Yöredeki çiftliklerin oldukça yakınına kurulu tesisin etrafında bir koruma yok. Bir kısmı dikenli tellerle çevrili alana her isteyen girebiliyor. Zararlı atıkların bulunduğu variller, toprak zemin üstünde tutuluyor. Yağmurun yağmasıyla da fabrikanın yapay göletinden gelen sular, varillerin, içinde ne olduğu yazmayan poşetlerin rastgele konulduğu, içindekilerin yer yer toprağa sızdığı bu alanın içinden geçerek, çiftliklerin olduğu bölgeye akıyor.
Tesisi inceleyen ÇMO Ankara Şube Başkanı Atilla Hışır, alanda düzgün olmayan bir atık depolaması olduğunu belirterek, Tehlikeli Atıkların Kontrolü Yönetmeliği'ne göre, atığı bertaraf edenin bazı yükümlülükleri olduğunu hatırlattı. Yönetmeliğin 10'uncu maddesinde "Bertaraf eden tesisin risk taşıyan bölümlerinde çalışan personelin her türlü güvenliğini sağlamak, altı ayda bir sağlık kontrollerini yaptırmak ve bu bölümlere izinsiz olarak ve yetkili kişilerin dışında girişleri önlemekle sorumludur" denildiğine dikkat çeken Hışır, "Bırakın çalışanların can güvenliğini, elinizi kolunuzu sallayarak içinde gezebiliyorsunuz. Bilmeden dokunma ihtimaliniz var. Bizim gibi, bir çocuk da girebilir çünkü yakında yerleşim yerleri var" diye konuştu.

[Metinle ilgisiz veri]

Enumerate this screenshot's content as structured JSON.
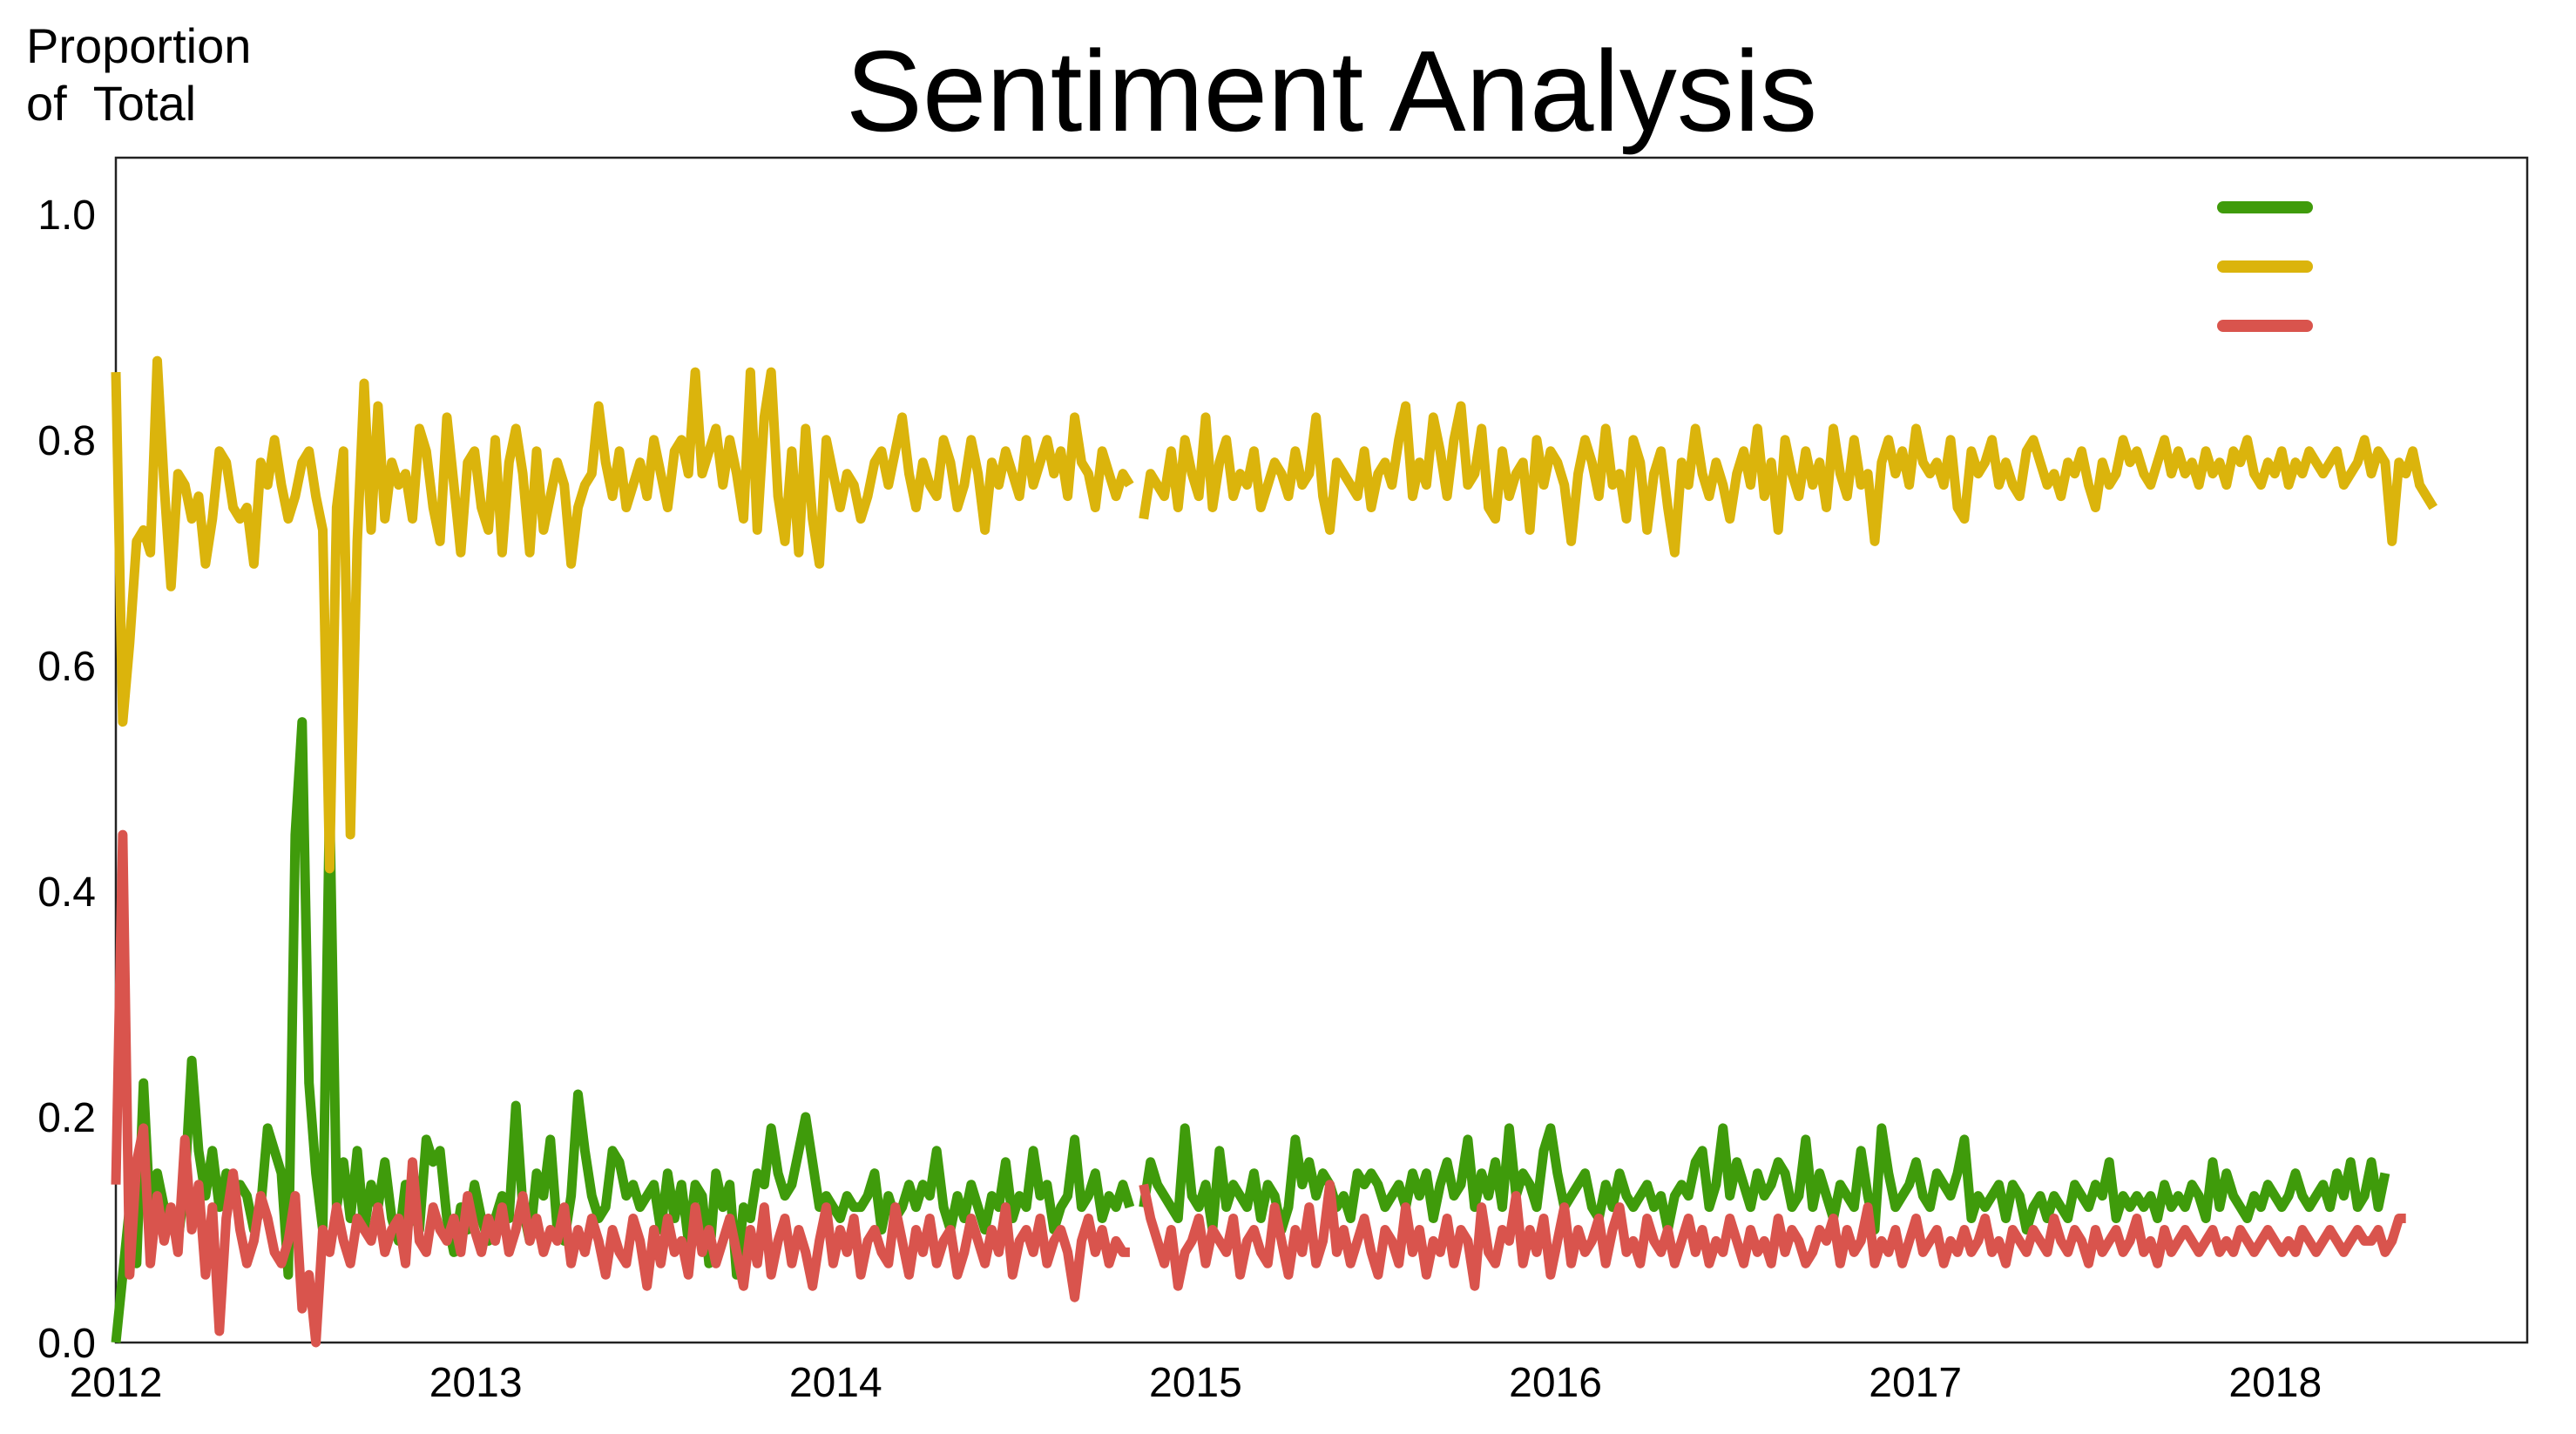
{
  "chart_data": {
    "type": "line",
    "title": "Sentiment  Analysis",
    "ylabel_lines": [
      "Proportion",
      "of  Total"
    ],
    "xlabel": "",
    "x_start": "2012-01",
    "x_step_weeks": 1,
    "xlim_years": [
      2012,
      2018.7
    ],
    "ylim": [
      0,
      1.05
    ],
    "yticks": [
      "0.0",
      "0.2",
      "0.4",
      "0.6",
      "0.8",
      "1.0"
    ],
    "xticks": [
      "2012",
      "2013",
      "2014",
      "2015",
      "2016",
      "2017",
      "2018"
    ],
    "grid": false,
    "legend": {
      "position": "top-right",
      "show_labels": false
    },
    "series": [
      {
        "color": "#3f9b0b",
        "values": [
          0.0,
          0.06,
          0.12,
          0.07,
          0.23,
          0.11,
          0.15,
          0.12,
          0.11,
          0.09,
          0.14,
          0.25,
          0.17,
          0.13,
          0.17,
          0.12,
          0.15,
          0.13,
          0.14,
          0.13,
          0.1,
          0.12,
          0.19,
          0.17,
          0.15,
          0.06,
          0.45,
          0.55,
          0.23,
          0.15,
          0.1,
          0.48,
          0.12,
          0.16,
          0.11,
          0.17,
          0.1,
          0.14,
          0.12,
          0.16,
          0.11,
          0.09,
          0.14,
          0.12,
          0.1,
          0.18,
          0.16,
          0.17,
          0.11,
          0.08,
          0.12,
          0.1,
          0.14,
          0.11,
          0.09,
          0.11,
          0.13,
          0.11,
          0.21,
          0.12,
          0.09,
          0.15,
          0.13,
          0.18,
          0.1,
          0.09,
          0.13,
          0.22,
          0.17,
          0.13,
          0.11,
          0.12,
          0.17,
          0.16,
          0.13,
          0.14,
          0.12,
          0.13,
          0.14,
          0.1,
          0.15,
          0.11,
          0.14,
          0.09,
          0.14,
          0.13,
          0.07,
          0.15,
          0.12,
          0.14,
          0.06,
          0.12,
          0.11,
          0.15,
          0.14,
          0.19,
          0.15,
          0.13,
          0.14,
          0.17,
          0.2,
          0.16,
          0.12,
          0.13,
          0.12,
          0.11,
          0.13,
          0.12,
          0.12,
          0.13,
          0.15,
          0.1,
          0.13,
          0.11,
          0.12,
          0.14,
          0.12,
          0.14,
          0.13,
          0.17,
          0.12,
          0.1,
          0.13,
          0.11,
          0.14,
          0.12,
          0.1,
          0.13,
          0.12,
          0.16,
          0.11,
          0.13,
          0.12,
          0.17,
          0.13,
          0.14,
          0.1,
          0.12,
          0.13,
          0.18,
          0.12,
          0.13,
          0.15,
          0.11,
          0.13,
          0.12,
          0.14,
          0.12,
          null,
          0.12,
          0.16,
          0.14,
          0.13,
          0.12,
          0.11,
          0.19,
          0.13,
          0.12,
          0.14,
          0.1,
          0.17,
          0.12,
          0.14,
          0.13,
          0.12,
          0.15,
          0.11,
          0.14,
          0.13,
          0.1,
          0.12,
          0.18,
          0.14,
          0.16,
          0.13,
          0.15,
          0.14,
          0.12,
          0.13,
          0.11,
          0.15,
          0.14,
          0.15,
          0.14,
          0.12,
          0.13,
          0.14,
          0.12,
          0.15,
          0.13,
          0.15,
          0.11,
          0.14,
          0.16,
          0.13,
          0.14,
          0.18,
          0.12,
          0.15,
          0.13,
          0.16,
          0.12,
          0.19,
          0.13,
          0.15,
          0.14,
          0.12,
          0.17,
          0.19,
          0.15,
          0.12,
          0.13,
          0.14,
          0.15,
          0.12,
          0.11,
          0.14,
          0.12,
          0.15,
          0.13,
          0.12,
          0.13,
          0.14,
          0.12,
          0.13,
          0.1,
          0.13,
          0.14,
          0.13,
          0.16,
          0.17,
          0.12,
          0.14,
          0.19,
          0.13,
          0.16,
          0.14,
          0.12,
          0.15,
          0.13,
          0.14,
          0.16,
          0.15,
          0.12,
          0.13,
          0.18,
          0.12,
          0.15,
          0.13,
          0.11,
          0.14,
          0.13,
          0.12,
          0.17,
          0.13,
          0.1,
          0.19,
          0.15,
          0.12,
          0.13,
          0.14,
          0.16,
          0.13,
          0.12,
          0.15,
          0.14,
          0.13,
          0.15,
          0.18,
          0.11,
          0.13,
          0.12,
          0.13,
          0.14,
          0.11,
          0.14,
          0.13,
          0.1,
          0.12,
          0.13,
          0.11,
          0.13,
          0.12,
          0.11,
          0.14,
          0.13,
          0.12,
          0.14,
          0.13,
          0.16,
          0.11,
          0.13,
          0.12,
          0.13,
          0.12,
          0.13,
          0.11,
          0.14,
          0.12,
          0.13,
          0.12,
          0.14,
          0.13,
          0.11,
          0.16,
          0.12,
          0.15,
          0.13,
          0.12,
          0.11,
          0.13,
          0.12,
          0.14,
          0.13,
          0.12,
          0.13,
          0.15,
          0.13,
          0.12,
          0.13,
          0.14,
          0.12,
          0.15,
          0.13,
          0.16,
          0.12,
          0.13,
          0.16,
          0.12,
          0.15
        ]
      },
      {
        "color": "#dbb40c",
        "values": [
          0.86,
          0.55,
          0.62,
          0.71,
          0.72,
          0.7,
          0.87,
          0.76,
          0.67,
          0.77,
          0.76,
          0.73,
          0.75,
          0.69,
          0.73,
          0.79,
          0.78,
          0.74,
          0.73,
          0.74,
          0.69,
          0.78,
          0.76,
          0.8,
          0.76,
          0.73,
          0.75,
          0.78,
          0.79,
          0.75,
          0.72,
          0.42,
          0.74,
          0.79,
          0.45,
          0.71,
          0.85,
          0.72,
          0.83,
          0.73,
          0.78,
          0.76,
          0.77,
          0.73,
          0.81,
          0.79,
          0.74,
          0.71,
          0.82,
          0.76,
          0.7,
          0.78,
          0.79,
          0.74,
          0.72,
          0.8,
          0.7,
          0.78,
          0.81,
          0.77,
          0.7,
          0.79,
          0.72,
          0.75,
          0.78,
          0.76,
          0.69,
          0.74,
          0.76,
          0.77,
          0.83,
          0.78,
          0.75,
          0.79,
          0.74,
          0.76,
          0.78,
          0.75,
          0.8,
          0.77,
          0.74,
          0.79,
          0.8,
          0.77,
          0.86,
          0.77,
          0.79,
          0.81,
          0.76,
          0.8,
          0.77,
          0.73,
          0.86,
          0.72,
          0.82,
          0.86,
          0.75,
          0.71,
          0.79,
          0.7,
          0.81,
          0.73,
          0.69,
          0.8,
          0.77,
          0.74,
          0.77,
          0.76,
          0.73,
          0.75,
          0.78,
          0.79,
          0.76,
          0.79,
          0.82,
          0.77,
          0.74,
          0.78,
          0.76,
          0.75,
          0.8,
          0.78,
          0.74,
          0.76,
          0.8,
          0.77,
          0.72,
          0.78,
          0.76,
          0.79,
          0.77,
          0.75,
          0.8,
          0.76,
          0.78,
          0.8,
          0.77,
          0.79,
          0.75,
          0.82,
          0.78,
          0.77,
          0.74,
          0.79,
          0.77,
          0.75,
          0.77,
          0.76,
          null,
          0.73,
          0.77,
          0.76,
          0.75,
          0.79,
          0.74,
          0.8,
          0.77,
          0.75,
          0.82,
          0.74,
          0.78,
          0.8,
          0.75,
          0.77,
          0.76,
          0.79,
          0.74,
          0.76,
          0.78,
          0.77,
          0.75,
          0.79,
          0.76,
          0.77,
          0.82,
          0.75,
          0.72,
          0.78,
          0.77,
          0.76,
          0.75,
          0.79,
          0.74,
          0.77,
          0.78,
          0.76,
          0.8,
          0.83,
          0.75,
          0.78,
          0.76,
          0.82,
          0.79,
          0.75,
          0.8,
          0.83,
          0.76,
          0.77,
          0.81,
          0.74,
          0.73,
          0.79,
          0.75,
          0.77,
          0.78,
          0.72,
          0.8,
          0.76,
          0.79,
          0.78,
          0.76,
          0.71,
          0.77,
          0.8,
          0.78,
          0.75,
          0.81,
          0.76,
          0.77,
          0.73,
          0.8,
          0.78,
          0.72,
          0.77,
          0.79,
          0.74,
          0.7,
          0.78,
          0.76,
          0.81,
          0.77,
          0.75,
          0.78,
          0.76,
          0.73,
          0.77,
          0.79,
          0.76,
          0.81,
          0.75,
          0.78,
          0.72,
          0.8,
          0.77,
          0.75,
          0.79,
          0.76,
          0.78,
          0.74,
          0.81,
          0.77,
          0.75,
          0.8,
          0.76,
          0.77,
          0.71,
          0.78,
          0.8,
          0.77,
          0.79,
          0.76,
          0.81,
          0.78,
          0.77,
          0.78,
          0.76,
          0.8,
          0.74,
          0.73,
          0.79,
          0.77,
          0.78,
          0.8,
          0.76,
          0.78,
          0.76,
          0.75,
          0.79,
          0.8,
          0.78,
          0.76,
          0.77,
          0.75,
          0.78,
          0.77,
          0.79,
          0.76,
          0.74,
          0.78,
          0.76,
          0.77,
          0.8,
          0.78,
          0.79,
          0.77,
          0.76,
          0.78,
          0.8,
          0.77,
          0.79,
          0.77,
          0.78,
          0.76,
          0.79,
          0.77,
          0.78,
          0.76,
          0.79,
          0.78,
          0.8,
          0.77,
          0.76,
          0.78,
          0.77,
          0.79,
          0.76,
          0.78,
          0.77,
          0.79,
          0.78,
          0.77,
          0.78,
          0.79,
          0.76,
          0.77,
          0.78,
          0.8,
          0.77,
          0.79,
          0.78,
          0.71,
          0.78,
          0.77,
          0.79,
          0.76,
          0.75,
          0.74
        ]
      },
      {
        "color": "#d9544d",
        "values": [
          0.14,
          0.45,
          0.06,
          0.16,
          0.19,
          0.07,
          0.13,
          0.09,
          0.12,
          0.08,
          0.18,
          0.1,
          0.14,
          0.06,
          0.12,
          0.01,
          0.11,
          0.15,
          0.1,
          0.07,
          0.09,
          0.13,
          0.11,
          0.08,
          0.07,
          0.09,
          0.13,
          0.03,
          0.06,
          0.0,
          0.1,
          0.08,
          0.12,
          0.09,
          0.07,
          0.11,
          0.1,
          0.09,
          0.12,
          0.08,
          0.1,
          0.11,
          0.07,
          0.16,
          0.09,
          0.08,
          0.12,
          0.1,
          0.09,
          0.11,
          0.08,
          0.13,
          0.1,
          0.08,
          0.11,
          0.09,
          0.12,
          0.08,
          0.1,
          0.13,
          0.09,
          0.11,
          0.08,
          0.1,
          0.09,
          0.12,
          0.07,
          0.1,
          0.08,
          0.11,
          0.09,
          0.06,
          0.1,
          0.08,
          0.07,
          0.11,
          0.09,
          0.05,
          0.1,
          0.07,
          0.11,
          0.08,
          0.09,
          0.06,
          0.12,
          0.08,
          0.1,
          0.07,
          0.09,
          0.11,
          0.08,
          0.05,
          0.1,
          0.07,
          0.12,
          0.06,
          0.09,
          0.11,
          0.07,
          0.1,
          0.08,
          0.05,
          0.09,
          0.12,
          0.07,
          0.1,
          0.08,
          0.11,
          0.06,
          0.09,
          0.1,
          0.08,
          0.07,
          0.12,
          0.09,
          0.06,
          0.1,
          0.08,
          0.11,
          0.07,
          0.09,
          0.1,
          0.06,
          0.08,
          0.11,
          0.09,
          0.07,
          0.1,
          0.08,
          0.12,
          0.06,
          0.09,
          0.1,
          0.08,
          0.11,
          0.07,
          0.09,
          0.1,
          0.08,
          0.04,
          0.09,
          0.11,
          0.08,
          0.1,
          0.07,
          0.09,
          0.08,
          0.08,
          null,
          0.14,
          0.11,
          0.09,
          0.07,
          0.1,
          0.05,
          0.08,
          0.09,
          0.11,
          0.07,
          0.1,
          0.09,
          0.08,
          0.11,
          0.06,
          0.09,
          0.1,
          0.08,
          0.07,
          0.12,
          0.09,
          0.06,
          0.1,
          0.08,
          0.12,
          0.07,
          0.09,
          0.14,
          0.08,
          0.1,
          0.07,
          0.09,
          0.11,
          0.08,
          0.06,
          0.1,
          0.09,
          0.07,
          0.12,
          0.08,
          0.1,
          0.06,
          0.09,
          0.08,
          0.11,
          0.07,
          0.1,
          0.09,
          0.05,
          0.12,
          0.08,
          0.07,
          0.1,
          0.09,
          0.13,
          0.07,
          0.1,
          0.08,
          0.11,
          0.06,
          0.09,
          0.12,
          0.07,
          0.1,
          0.08,
          0.09,
          0.11,
          0.07,
          0.1,
          0.12,
          0.08,
          0.09,
          0.07,
          0.11,
          0.09,
          0.08,
          0.1,
          0.07,
          0.09,
          0.11,
          0.08,
          0.1,
          0.07,
          0.09,
          0.08,
          0.11,
          0.09,
          0.07,
          0.1,
          0.08,
          0.09,
          0.07,
          0.11,
          0.08,
          0.1,
          0.09,
          0.07,
          0.08,
          0.1,
          0.09,
          0.11,
          0.07,
          0.1,
          0.08,
          0.09,
          0.12,
          0.07,
          0.09,
          0.08,
          0.1,
          0.07,
          0.09,
          0.11,
          0.08,
          0.09,
          0.1,
          0.07,
          0.09,
          0.08,
          0.1,
          0.08,
          0.09,
          0.11,
          0.08,
          0.09,
          0.07,
          0.1,
          0.09,
          0.08,
          0.1,
          0.09,
          0.08,
          0.11,
          0.09,
          0.08,
          0.1,
          0.09,
          0.07,
          0.1,
          0.08,
          0.09,
          0.1,
          0.08,
          0.09,
          0.11,
          0.08,
          0.09,
          0.07,
          0.1,
          0.08,
          0.09,
          0.1,
          0.09,
          0.08,
          0.09,
          0.1,
          0.08,
          0.09,
          0.08,
          0.1,
          0.09,
          0.08,
          0.09,
          0.1,
          0.09,
          0.08,
          0.09,
          0.08,
          0.1,
          0.09,
          0.08,
          0.09,
          0.1,
          0.09,
          0.08,
          0.09,
          0.1,
          0.09,
          0.09,
          0.1,
          0.08,
          0.09,
          0.11,
          0.11
        ]
      }
    ]
  }
}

Atıkların kısa süreli tutulması durumunda da çevre güvenliği olması gerektiğine işaret eden Hışır, bu tür depolama alanlarının tabanlarında geçirimsizlik sistemi olması gerektiğini kaydetti. "Varillerin bir çoğunda patlak var. Sızan sular toprağa, topraktan da yağışla yeraltı sularına ya da yüzeysel suyla topraklarımıza, bitkilerimize, suya, suyu içen hayvana ya da suyla oynayan çocuklara kadar gider. Kesinlikle tabanın ıslah edilmesi gerekiyor" dedi. Bu tür tesislerin etraflarının örtülmesi gerektiğini dile getiren Hışır, buraya hayvanların girebileceğine dikkat çekerek, güvenlik önlemi alınması gerektiğini vurguladı.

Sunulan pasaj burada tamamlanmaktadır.